My good friend, and mentor of the occasional lunch-date variety, Warren Murphy, stopped by and left me with this article. He wrote it over ten years ago, predicting the future of e-books. Or, what I like to call: the present. I thought it was interesting to see how spot-on he was then--and now.
The
Millennium. And about time, too.
The French, who seem to have a dopey statement for every occasion, have
this one too: Le plus ca change, le
plus c’est la meme chose. The more things change, the more they remain the
same.
Hoohaw, not this time, Pierre. Not any more. Not in publishing. The
times, they are a’changin’ and changing for good. And the only wonder is why it took so
long.
I once wrote an article for some rag about the warm feeling I got
holding my new book and thinking that it started with blank paper and now it
helped contribute to the magic of publishing. Until I realized that I was
holding the book and still hadn’t been paid for acceptance of the manuscript.

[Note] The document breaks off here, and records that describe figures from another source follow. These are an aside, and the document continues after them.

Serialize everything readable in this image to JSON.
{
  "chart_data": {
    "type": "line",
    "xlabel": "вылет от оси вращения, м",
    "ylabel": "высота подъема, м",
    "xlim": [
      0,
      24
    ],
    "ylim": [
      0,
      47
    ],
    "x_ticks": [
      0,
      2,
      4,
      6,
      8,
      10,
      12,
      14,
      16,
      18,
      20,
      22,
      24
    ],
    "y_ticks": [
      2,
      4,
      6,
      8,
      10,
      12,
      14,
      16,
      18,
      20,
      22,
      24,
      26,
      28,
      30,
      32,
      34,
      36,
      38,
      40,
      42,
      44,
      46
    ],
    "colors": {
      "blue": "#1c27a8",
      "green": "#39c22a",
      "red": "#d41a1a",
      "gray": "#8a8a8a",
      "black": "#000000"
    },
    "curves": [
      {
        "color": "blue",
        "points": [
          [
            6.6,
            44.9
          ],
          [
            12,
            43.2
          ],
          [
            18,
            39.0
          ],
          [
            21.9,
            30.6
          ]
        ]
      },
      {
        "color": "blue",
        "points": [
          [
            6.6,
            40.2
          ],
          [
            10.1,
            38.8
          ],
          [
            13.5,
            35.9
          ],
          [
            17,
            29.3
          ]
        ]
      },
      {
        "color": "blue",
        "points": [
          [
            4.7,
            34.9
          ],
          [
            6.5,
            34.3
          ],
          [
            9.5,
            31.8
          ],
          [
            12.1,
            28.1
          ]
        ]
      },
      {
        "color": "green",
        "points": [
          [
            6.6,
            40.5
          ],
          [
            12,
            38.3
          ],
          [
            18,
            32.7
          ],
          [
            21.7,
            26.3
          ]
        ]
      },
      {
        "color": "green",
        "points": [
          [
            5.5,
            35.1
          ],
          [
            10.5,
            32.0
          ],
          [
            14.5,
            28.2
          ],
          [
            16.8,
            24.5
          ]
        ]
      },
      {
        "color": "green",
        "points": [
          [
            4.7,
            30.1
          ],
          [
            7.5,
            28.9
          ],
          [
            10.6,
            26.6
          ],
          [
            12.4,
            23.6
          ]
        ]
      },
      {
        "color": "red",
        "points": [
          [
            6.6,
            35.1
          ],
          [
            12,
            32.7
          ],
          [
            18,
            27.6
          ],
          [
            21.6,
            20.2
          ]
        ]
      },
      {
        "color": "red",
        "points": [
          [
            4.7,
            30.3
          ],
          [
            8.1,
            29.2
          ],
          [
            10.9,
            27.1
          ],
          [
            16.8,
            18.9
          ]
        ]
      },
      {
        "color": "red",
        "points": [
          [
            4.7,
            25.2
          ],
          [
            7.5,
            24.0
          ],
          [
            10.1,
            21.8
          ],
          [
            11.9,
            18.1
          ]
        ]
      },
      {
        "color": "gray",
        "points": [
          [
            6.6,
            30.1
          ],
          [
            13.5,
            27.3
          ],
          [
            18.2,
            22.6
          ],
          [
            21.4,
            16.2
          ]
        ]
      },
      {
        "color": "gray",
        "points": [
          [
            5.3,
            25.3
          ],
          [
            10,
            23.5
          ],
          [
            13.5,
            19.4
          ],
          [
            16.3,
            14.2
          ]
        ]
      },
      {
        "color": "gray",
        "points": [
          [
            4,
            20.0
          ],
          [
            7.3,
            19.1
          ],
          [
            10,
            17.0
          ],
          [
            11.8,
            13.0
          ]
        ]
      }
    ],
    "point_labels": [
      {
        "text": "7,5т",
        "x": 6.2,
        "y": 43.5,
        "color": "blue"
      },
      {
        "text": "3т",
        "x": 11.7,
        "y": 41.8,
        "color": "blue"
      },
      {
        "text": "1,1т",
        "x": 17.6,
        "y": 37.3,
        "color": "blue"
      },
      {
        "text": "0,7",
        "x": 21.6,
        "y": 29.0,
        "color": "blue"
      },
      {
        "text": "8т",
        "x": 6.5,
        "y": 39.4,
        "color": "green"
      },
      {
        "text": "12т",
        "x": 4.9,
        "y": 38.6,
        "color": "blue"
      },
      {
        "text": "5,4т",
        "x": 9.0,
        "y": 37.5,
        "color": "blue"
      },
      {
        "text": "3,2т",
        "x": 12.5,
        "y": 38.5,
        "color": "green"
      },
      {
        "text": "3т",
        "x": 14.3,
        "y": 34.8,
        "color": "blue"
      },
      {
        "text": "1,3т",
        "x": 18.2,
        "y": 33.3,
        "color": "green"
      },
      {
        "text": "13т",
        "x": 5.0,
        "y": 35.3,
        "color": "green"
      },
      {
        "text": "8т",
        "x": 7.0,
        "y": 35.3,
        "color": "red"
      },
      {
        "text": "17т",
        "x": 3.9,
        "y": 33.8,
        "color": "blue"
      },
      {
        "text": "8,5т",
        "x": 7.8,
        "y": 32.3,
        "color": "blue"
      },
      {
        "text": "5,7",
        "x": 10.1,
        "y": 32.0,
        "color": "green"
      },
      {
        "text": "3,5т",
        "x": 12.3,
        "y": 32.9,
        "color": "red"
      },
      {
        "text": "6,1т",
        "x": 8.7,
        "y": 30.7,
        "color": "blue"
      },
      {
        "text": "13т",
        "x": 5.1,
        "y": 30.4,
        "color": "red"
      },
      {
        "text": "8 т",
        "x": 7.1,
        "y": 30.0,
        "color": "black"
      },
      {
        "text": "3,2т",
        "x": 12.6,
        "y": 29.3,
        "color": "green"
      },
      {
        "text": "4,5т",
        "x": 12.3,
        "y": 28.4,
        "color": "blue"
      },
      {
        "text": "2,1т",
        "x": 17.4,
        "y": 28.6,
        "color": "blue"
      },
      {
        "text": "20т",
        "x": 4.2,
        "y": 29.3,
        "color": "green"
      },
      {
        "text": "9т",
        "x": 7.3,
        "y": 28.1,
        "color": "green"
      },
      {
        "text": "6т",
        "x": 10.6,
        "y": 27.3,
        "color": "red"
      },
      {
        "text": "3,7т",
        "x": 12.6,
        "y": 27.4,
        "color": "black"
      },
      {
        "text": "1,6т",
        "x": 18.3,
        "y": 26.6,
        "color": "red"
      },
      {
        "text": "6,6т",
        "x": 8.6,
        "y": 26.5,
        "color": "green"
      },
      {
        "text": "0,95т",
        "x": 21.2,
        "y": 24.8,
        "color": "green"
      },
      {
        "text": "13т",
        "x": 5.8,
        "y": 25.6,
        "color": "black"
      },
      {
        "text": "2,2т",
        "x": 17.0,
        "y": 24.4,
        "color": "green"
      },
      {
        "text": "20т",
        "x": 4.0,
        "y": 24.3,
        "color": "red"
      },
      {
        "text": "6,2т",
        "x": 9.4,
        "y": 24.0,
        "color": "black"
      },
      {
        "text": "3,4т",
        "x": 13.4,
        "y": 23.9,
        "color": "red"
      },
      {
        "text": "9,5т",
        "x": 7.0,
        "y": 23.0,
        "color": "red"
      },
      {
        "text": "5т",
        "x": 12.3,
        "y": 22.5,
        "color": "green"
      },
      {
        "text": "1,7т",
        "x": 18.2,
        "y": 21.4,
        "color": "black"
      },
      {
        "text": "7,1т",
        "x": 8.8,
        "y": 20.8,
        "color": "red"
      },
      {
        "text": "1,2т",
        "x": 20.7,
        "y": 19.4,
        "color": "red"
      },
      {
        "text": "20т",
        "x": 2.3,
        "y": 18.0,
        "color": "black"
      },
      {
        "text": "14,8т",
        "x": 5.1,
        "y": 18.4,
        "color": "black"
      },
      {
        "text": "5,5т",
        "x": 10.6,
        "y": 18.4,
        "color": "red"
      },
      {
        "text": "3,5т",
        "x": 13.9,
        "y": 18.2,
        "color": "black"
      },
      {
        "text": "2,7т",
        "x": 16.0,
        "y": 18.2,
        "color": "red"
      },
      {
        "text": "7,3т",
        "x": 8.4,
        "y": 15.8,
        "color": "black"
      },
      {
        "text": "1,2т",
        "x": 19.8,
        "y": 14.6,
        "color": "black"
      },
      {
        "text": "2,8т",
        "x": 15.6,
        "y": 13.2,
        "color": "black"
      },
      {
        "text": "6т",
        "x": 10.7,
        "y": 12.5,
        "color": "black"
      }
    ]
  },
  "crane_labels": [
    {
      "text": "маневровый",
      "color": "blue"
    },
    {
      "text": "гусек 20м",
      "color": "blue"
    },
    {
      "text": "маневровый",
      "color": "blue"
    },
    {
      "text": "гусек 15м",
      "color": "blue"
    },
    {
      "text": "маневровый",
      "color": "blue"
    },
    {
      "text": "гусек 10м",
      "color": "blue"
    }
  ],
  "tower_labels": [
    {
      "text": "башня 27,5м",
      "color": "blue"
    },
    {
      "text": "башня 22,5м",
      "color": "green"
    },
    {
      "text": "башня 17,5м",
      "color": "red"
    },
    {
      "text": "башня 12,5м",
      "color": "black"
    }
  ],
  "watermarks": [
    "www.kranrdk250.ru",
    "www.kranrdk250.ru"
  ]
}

Why not? Well, admittedly some blame is mine. I should have paid more attention
but I had been drunk for some time and was beyond bookkeeping detritus. The
publisher? He just didn’t give a damn. I could wait because he didn’t need me
for another year until my next book was done.
Writers, you see, come last. That bears repeating: in the old world of
publishing, writers always come last.
Item: They’ll
pay millions and millions for the bio of some guy who makes lightbulbs—“golf,
next Tuesday, Jack?”—but can’t find any money to foster their young writers.
Item: Books
are savaged and careers destroyed by surly snots who write anonymous reviews
and publishers can’t be bothered to protest this institutionalized corruption.
“Hey, writers are always bitching. Who cares? Besides, we’ve got the new
Socks-the-Cat book to hump.”
Item: Slush
piles and lost manuscripts and editors who can’t edit but are kept around
because they have a good eye for what sold well yesterday, and
reserves-against-returns and bookkeeping practices that would befuddle Stephen
Hawking.... Just look, and you see an industry that is not only in full retreat
but is fleeing the battlefield with its pants around its ankles.
And why not? So many good publishers, good editors, and all suffocating
in an industry whose business practices were old a hundred years ago and dumb
even earlier than that.
Old boys, lean close. I’ve got a secret for you. It’s over. We
Trotskyite deviationists used to warn, “Comes the Revolution.” Well, it’s here
and it’s called electronic publishing. E-books. Print on demand. Downloads in
seconds; pocket readers no bigger than Gameboy units. A world in which no book
is ever out of print. No reserves. No returns. No industry regularly held
hostage by West Coast treehuggers driving up paper prices. Royalties of 50
percent, not six, and paid monthly.
Hello? Anybody home?
The estimable agent-cum-publisher-cum-futurist Richard Curtis commented
not long ago how publishing theorists complained about the impossibility of the
marketplace absorbing the 50,000 books published every year in America. “What,”
Maestro Curtis wondered aloud, “will they say when the figure reaches 500,000?”
We’ll find out soon.
Now, don’t think this brave new world comes without pain and suffering.
Birth rarely does. There will be an amazing amount of junk published, although
one is tempted to ask, in an ocean of celebrity biographies, as opposed to
what? And a lot will depend on technology that is still shaking the bugs out of
its cuffs. But it’ll arrive. And the signs of success are already here. Stephen
King, as he so often does, has shown a lot of young writers the yellow brick
road to the future. Melisse Rose rode her book from on-line self published to the
Times best seller list. Even as we speak, more are coming.
Imagine, writers with power over their own work. And readers too,
learning from other readers what books are good, instead of relying on the
corrupt opinions of a few institutional halfwits.
Not convinced? Think the internet is just a flash in the pan? Then,
ostrich-person, consider this: a couple
of young guys made a movie, two minutes long, and posted it on the internet.
Why not? It’s cheap, fun, and no law against it. This little film was titled
“True,” and it hung around online and then was seen by an ad-man who brought it
to his agency who brought it to their client and thus began the saga of the
ubiquitous beer commercial “Whassup? Whassup? Whassup?” If the movie cost $5 to
make, the creators overpaid. But now one of them has a contract to develop a
sitcom; his partners are media stars and getting rich. Because of a two-minute
homemade movie. That’s internet power.
And, dear publishers, your business is next. Just over that hill, the
crowds are massing, manuscripts in hand, and their attack will begin very soon.
Do yourselves a favor: sue for peace.